Em resumo, meu querido amigo: não acho que um governo Lula seja o fim do mundo para nós. Pelo contrário, vejo muito mais oportunidades para nossas causas num governo Lula, estando na oposição, que sendo situação com Bolsonaro. Não vejo a hora de voltar a fazer oposição ao PT. Talvez vote 13 por isso mesmo, como quem escolhe o adversário. Talvez vote nulo, se a perspectiva de apertar 13 for muito dura. Mas certamente não vou contribuir com Bolsonaro e os prejuízos que traz para a união nacional (é um presidente que se comporta como chefe de partido e hostiliza as instituições que representa, ou seja, é um tirano, que do caos que promove tira benefícios políticos pessoais…) e para o próprio movimento conservador.

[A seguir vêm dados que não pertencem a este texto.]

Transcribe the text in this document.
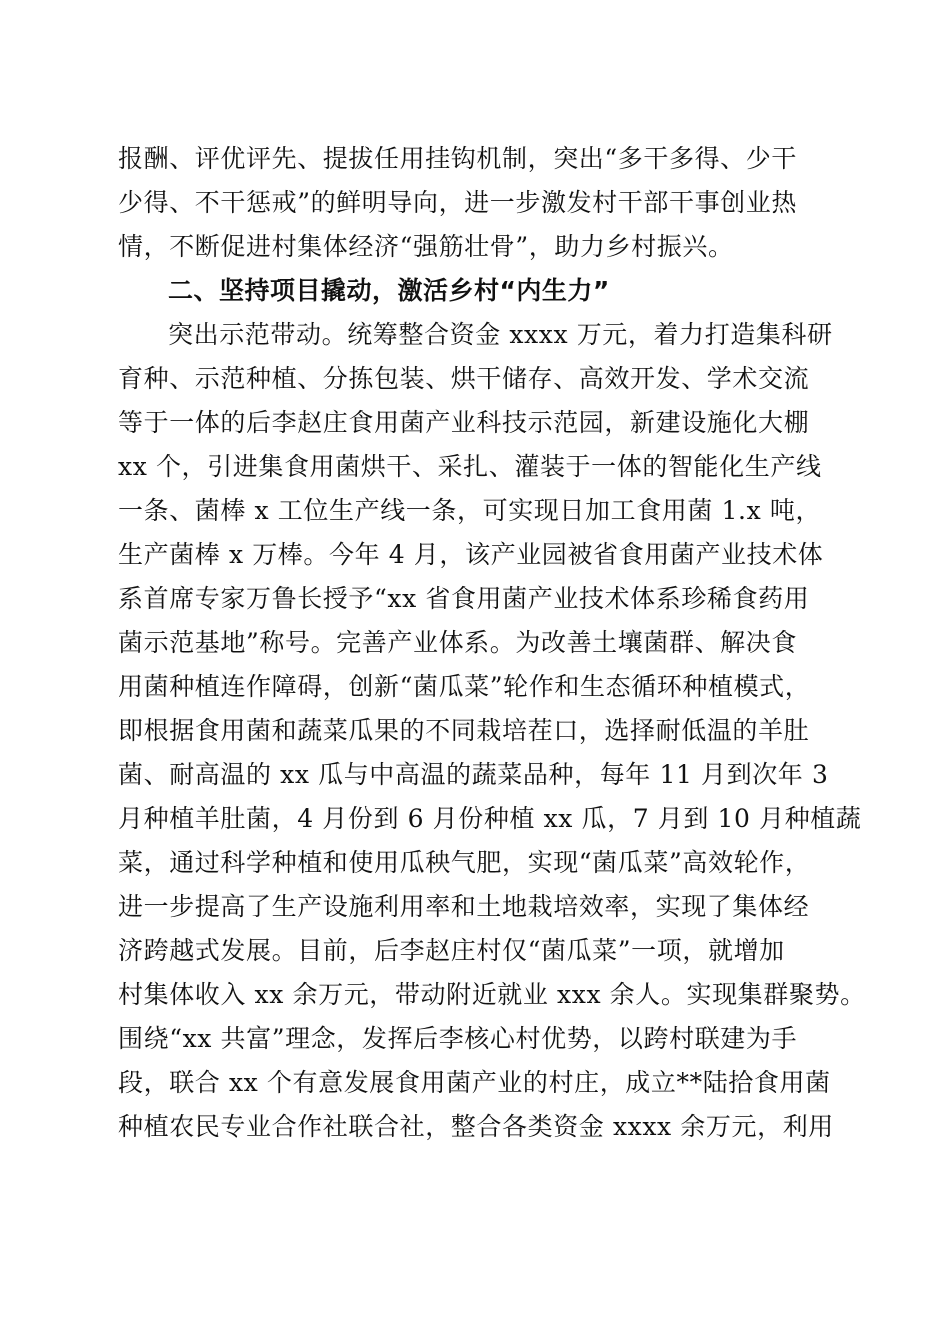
报酬、评优评先、提拔任用挂钩机制，突出“多干多得、少干
少得、不干惩戒”的鲜明导向，进一步激发村干部干事创业热
情，不断促进村集体经济“强筋壮骨”，助力乡村振兴。
二、坚持项目撬动，激活乡村“内生力”
突出示范带动。统筹整合资金 xxxx 万元，着力打造集科研
育种、示范种植、分拣包装、烘干储存、高效开发、学术交流
等于一体的后李赵庄食用菌产业科技示范园，新建设施化大棚
xx 个，引进集食用菌烘干、采扎、灌装于一体的智能化生产线
一条、菌棒 x 工位生产线一条，可实现日加工食用菌 1.x 吨，
生产菌棒 x 万棒。今年 4 月，该产业园被省食用菌产业技术体
系首席专家万鲁长授予“xx 省食用菌产业技术体系珍稀食药用
菌示范基地”称号。完善产业体系。为改善土壤菌群、解决食
用菌种植连作障碍，创新“菌瓜菜”轮作和生态循环种植模式，
即根据食用菌和蔬菜瓜果的不同栽培茬口，选择耐低温的羊肚
菌、耐高温的 xx 瓜与中高温的蔬菜品种，每年 11 月到次年 3
月种植羊肚菌，4 月份到 6 月份种植 xx 瓜，7 月到 10 月种植蔬
菜，通过科学种植和使用瓜秧气肥，实现“菌瓜菜”高效轮作，
进一步提高了生产设施利用率和土地栽培效率，实现了集体经
济跨越式发展。目前，后李赵庄村仅“菌瓜菜”一项，就增加
村集体收入 xx 余万元，带动附近就业 xxx 余人。实现集群聚势。
围绕“xx 共富”理念，发挥后李核心村优势，以跨村联建为手
段，联合 xx 个有意发展食用菌产业的村庄，成立**陆拾食用菌
种植农民专业合作社联合社，整合各类资金 xxxx 余万元，利用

Imagino que você não seja daqueles que, por falta de formação doutrinal mais sólida (problema, aliás, tão generalizado…) tem escrúpulos de votar no Lula. Tenho visto tantos absurdos por aí, tantos abusos de consciência… Sabemos que seria um pecado votar no Lula por esperar com isso a legalização do aborto, por exemplo, como seria o mesmo pecado votar no Bolsonaro para comemorar sua militância pela laqueadura de trompas. Mas não se trata disso. Um católico pode votar no Lula apesar de (não por causa de) faltar um compromisso pró-vida mais explícito, como pode votar no Bolsonaro apesar de (não por causa de) o candidato defender pautas anticristãs como a esterilização humana, ou não ter compromisso com as gravíssimas pautas da doutrina social da Igreja em relação os deveres de justiça e solidariedade com os mais pobres. Não existe nenhuma obrigação moral em votar no Bolsonaro ou deixar de votar no Lula, e é triste vermos gente sendo enganada nesse sentido. De todo modo, com minha ajuda ou sem minha ajuda, espero em 2023 estar fazendo oposição ao PT: será o melhor para todos nós, tenho certeza.